Image by u/Kruzat, available via Creative Commons Attribution-ShareAlike 4.0 International License
As I’m sure many of you have already seen, Elon Musk has announced Tesla Bot, a humanoid robot intended to“automate repetitive tasks”. The CEO announced Tesla Bot not with a working prototype or even a partial proof-of-concept, but with a dancer dressed in a modified morphe suit who “gyrated wildly on stage” before the presentation. The robot has a vague timetable, with Musk claiming a prototype will be out sometime next year, and an ambitious set of (at this point hypothetical) specifications: the ability to not only understand and interpret voice commands, but carry out tasks ranging from factory assembly to grocery shopping. Musk has announced that a universal basic income will be necessary to support the people unemployed by his imagined product.
While claims of this magnitude are pretty rare, the bones of the scenario are pretty universal: the boss overpromises on a product that the actual development team knows will be impossible to roll out by the deadline. So what do you do when your boss overcommits your team to building, say, a fully-autonomous robot that can work at Amazon in one year?
Allison Green of Ask A Manager has advice for pushing back on a boss’s decision. “A good boss does want to know when you disagree with something, especially if you feel strongly and especially if you have information or context she might not have considered,” Green says. She says to consider whether you have information that your boss doesn’t have that might make them reconsider, or when a course of action might have consequences that your boss isn’t aware of yet. Executive coach Daneen Skube also says that you can put the onus on your boss to give you the roadmap to achieving what they’ve come up with. “Don’t let your boss get away with platitudes and grand concepts,” she says. “Keep looking confused as you query him about how to implement his noble goals.”

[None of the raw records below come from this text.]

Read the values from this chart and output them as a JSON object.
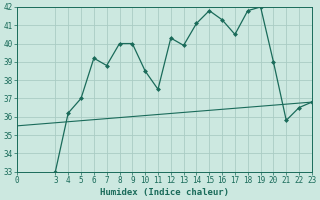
{
  "xlabel": "Humidex (Indice chaleur)",
  "bg_color": "#cce8e0",
  "grid_color": "#aaccc4",
  "line_color": "#1a6b5a",
  "curve_x": [
    3,
    4,
    5,
    6,
    7,
    8,
    9,
    10,
    11,
    12,
    13,
    14,
    15,
    16,
    17,
    18,
    19,
    20,
    21,
    22,
    23
  ],
  "curve_y": [
    33.0,
    36.2,
    37.0,
    39.2,
    38.8,
    40.0,
    40.0,
    38.5,
    37.5,
    40.3,
    39.9,
    41.1,
    41.8,
    41.3,
    40.5,
    41.8,
    42.0,
    39.0,
    35.8,
    36.5,
    36.8
  ],
  "line_x": [
    0,
    23
  ],
  "line_y": [
    35.5,
    36.8
  ],
  "xlim": [
    0,
    23
  ],
  "ylim": [
    33,
    42
  ],
  "yticks": [
    33,
    34,
    35,
    36,
    37,
    38,
    39,
    40,
    41,
    42
  ],
  "xticks": [
    0,
    3,
    4,
    5,
    6,
    7,
    8,
    9,
    10,
    11,
    12,
    13,
    14,
    15,
    16,
    17,
    18,
    19,
    20,
    21,
    22,
    23
  ],
  "xlabel_fontsize": 6.5,
  "tick_fontsize": 5.5,
  "marker_size": 2.5,
  "line_width": 0.9
}
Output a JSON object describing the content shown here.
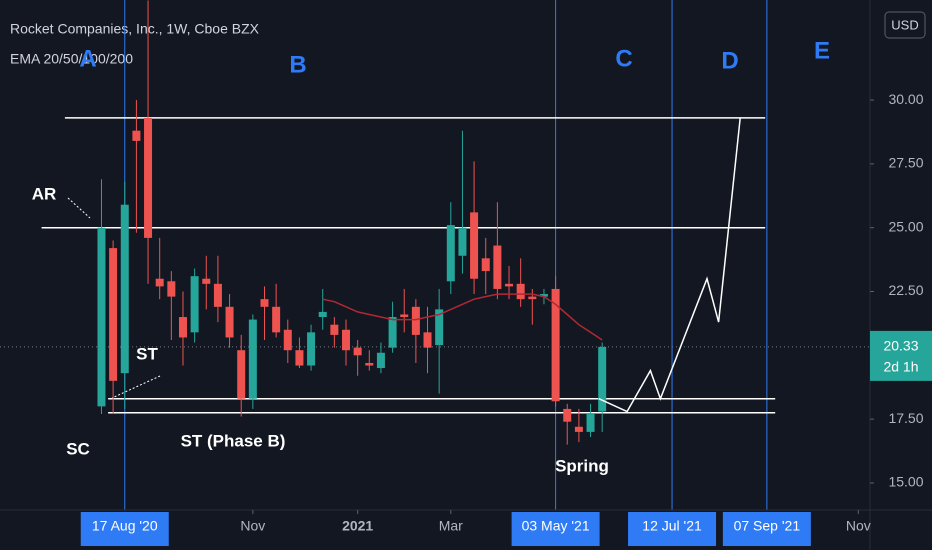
{
  "chart_data": {
    "type": "candlestick",
    "title": "Rocket Companies, Inc., 1W, Cboe BZX",
    "indicator": "EMA 20/50/100/200",
    "currency": "USD",
    "countdown": "2d 1h",
    "up_color": "#26a69a",
    "down_color": "#ef5350",
    "ema_color": "#b22833",
    "x": [
      "2020-08-03",
      "2020-08-10",
      "2020-08-17",
      "2020-08-24",
      "2020-08-31",
      "2020-09-07",
      "2020-09-14",
      "2020-09-21",
      "2020-09-28",
      "2020-10-05",
      "2020-10-12",
      "2020-10-19",
      "2020-10-26",
      "2020-11-02",
      "2020-11-09",
      "2020-11-16",
      "2020-11-23",
      "2020-11-30",
      "2020-12-07",
      "2020-12-14",
      "2020-12-21",
      "2020-12-28",
      "2021-01-04",
      "2021-01-11",
      "2021-01-18",
      "2021-01-25",
      "2021-02-01",
      "2021-02-08",
      "2021-02-15",
      "2021-02-22",
      "2021-03-01",
      "2021-03-08",
      "2021-03-15",
      "2021-03-22",
      "2021-03-29",
      "2021-04-05",
      "2021-04-12",
      "2021-04-19",
      "2021-04-26",
      "2021-05-03",
      "2021-05-10",
      "2021-05-17",
      "2021-05-24",
      "2021-05-31"
    ],
    "open": [
      18.0,
      24.2,
      19.3,
      28.8,
      29.3,
      23.0,
      22.9,
      21.5,
      20.9,
      23.0,
      22.8,
      21.9,
      20.2,
      18.3,
      22.2,
      21.9,
      21.0,
      20.2,
      19.6,
      21.5,
      21.2,
      21.0,
      20.3,
      19.7,
      19.5,
      20.3,
      21.6,
      21.9,
      20.9,
      20.4,
      22.9,
      23.9,
      25.6,
      23.8,
      24.3,
      22.8,
      22.8,
      22.3,
      22.3,
      22.6,
      17.9,
      17.2,
      17.0,
      17.8
    ],
    "high": [
      26.9,
      24.5,
      26.8,
      30.0,
      33.9,
      24.6,
      23.3,
      22.5,
      23.4,
      23.9,
      23.9,
      22.4,
      20.8,
      21.6,
      22.7,
      22.8,
      21.4,
      20.7,
      21.2,
      22.6,
      21.5,
      21.4,
      20.6,
      20.2,
      20.5,
      22.1,
      22.6,
      22.2,
      21.9,
      22.6,
      26.0,
      28.8,
      27.6,
      24.6,
      26.0,
      23.5,
      23.8,
      22.6,
      22.6,
      23.1,
      18.1,
      17.9,
      18.1,
      20.5
    ],
    "low": [
      17.7,
      17.7,
      17.9,
      24.8,
      22.8,
      22.2,
      20.6,
      19.6,
      20.5,
      21.8,
      21.3,
      20.3,
      17.6,
      17.9,
      20.6,
      20.7,
      19.7,
      19.5,
      19.4,
      21.0,
      20.3,
      19.6,
      19.2,
      19.4,
      19.3,
      20.1,
      20.9,
      19.7,
      19.3,
      18.5,
      22.4,
      23.2,
      22.4,
      22.4,
      22.2,
      22.2,
      21.9,
      21.2,
      22.0,
      18.0,
      16.5,
      16.6,
      16.8,
      17.0
    ],
    "close": [
      25.0,
      19.0,
      25.9,
      28.4,
      24.6,
      22.7,
      22.3,
      20.7,
      23.1,
      22.8,
      21.9,
      20.7,
      18.3,
      21.4,
      21.9,
      20.9,
      20.2,
      19.6,
      20.9,
      21.7,
      20.8,
      20.2,
      20.0,
      19.6,
      20.1,
      21.5,
      21.5,
      20.8,
      20.3,
      21.8,
      25.1,
      25.0,
      23.0,
      23.3,
      22.6,
      22.7,
      22.2,
      22.2,
      22.4,
      18.2,
      17.4,
      17.0,
      17.7,
      20.33
    ],
    "ema": [
      null,
      null,
      null,
      null,
      null,
      null,
      null,
      null,
      null,
      null,
      null,
      null,
      null,
      null,
      null,
      null,
      null,
      null,
      null,
      22.2,
      22.1,
      21.9,
      21.7,
      21.6,
      21.5,
      21.4,
      21.4,
      21.4,
      21.5,
      21.6,
      21.8,
      22.0,
      22.2,
      22.3,
      22.4,
      22.4,
      22.4,
      22.4,
      22.3,
      22.0,
      21.6,
      21.2,
      20.9,
      20.6
    ],
    "ylim": [
      13.94,
      33.92
    ],
    "yticks": [
      {
        "value": 15,
        "label": "15.00"
      },
      {
        "value": 17.5,
        "label": "17.50"
      },
      {
        "value": 22.5,
        "label": "22.50"
      },
      {
        "value": 25,
        "label": "25.00"
      },
      {
        "value": 27.5,
        "label": "27.50"
      },
      {
        "value": 30,
        "label": "30.00"
      }
    ],
    "xlim": [
      "2020-06-03",
      "2021-11-08"
    ],
    "xticks": [
      {
        "value": "2020-08-17",
        "label": "17 Aug '20"
      },
      {
        "value": "2020-11-02",
        "label": "Nov"
      },
      {
        "value": "2021-01-04",
        "label": "2021"
      },
      {
        "value": "2021-03-01",
        "label": "Mar"
      },
      {
        "value": "2021-05-03",
        "label": "03 May '21"
      },
      {
        "value": "2021-07-12",
        "label": "12 Jul '21"
      },
      {
        "value": "2021-09-07",
        "label": "07 Sep '21"
      },
      {
        "value": "2021-11-01",
        "label": "Nov"
      }
    ],
    "vlines": [
      "2020-08-17",
      "2021-05-03",
      "2021-07-12",
      "2021-09-07"
    ],
    "levels": [
      {
        "value": 29.3,
        "from": "2020-07-12",
        "to": "2021-09-06"
      },
      {
        "value": 25.0,
        "from": "2020-06-28",
        "to": "2021-09-06"
      },
      {
        "value": 18.3,
        "from": "2020-08-07",
        "to": "2021-09-12"
      },
      {
        "value": 17.75,
        "from": "2020-08-07",
        "to": "2021-09-12"
      }
    ],
    "projection": {
      "x": [
        "2021-05-29",
        "2021-06-15",
        "2021-06-29",
        "2021-07-05",
        "2021-08-02",
        "2021-08-09",
        "2021-08-22"
      ],
      "values": [
        18.3,
        17.8,
        19.4,
        18.3,
        23.0,
        21.3,
        29.3
      ]
    },
    "annotations": [
      "A",
      "B",
      "C",
      "D",
      "E",
      "AR",
      "ST",
      "SC",
      "ST (Phase B)",
      "Spring"
    ]
  }
}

Green and Skube agree that if your boss decides to keep overpromising, your chances of dissuading them are limited, and you should consider the importance of the issue to you. If you work at a company, for example, that has a history of pushing nonviable products, within that company culture it might not be possible as an individual to “manage up” by correcting your boss--especially if your boss is known to take criticism poorly. An individual who continues to vocally disagree after the boss has shut that disagreement down could come across as hostile, even if their concerns are valid and serious.
When a boss is unlikely to respond well to one person pushing back, another choice is to push back as a group. Green has specific suggestions for how to handle that. She says the important thing is to make sure that you and the rest of your group are on the same page about it, and to address the boss together, rather than appointing a spokesperson. It’s also worth remembering that a particularly self-aggrandizing or hostile boss might try to divide and conquer--it might be worth practicing the conversation beforehand, with one of your coworkers playing the boss.
And finally: if your company routinely overpromises and fails publicly, it might be worth looking for a new job. No amount of prestige is worth the headache of having a boss who chronically oversells and then makes it your problem when the product can’t live up to the hype.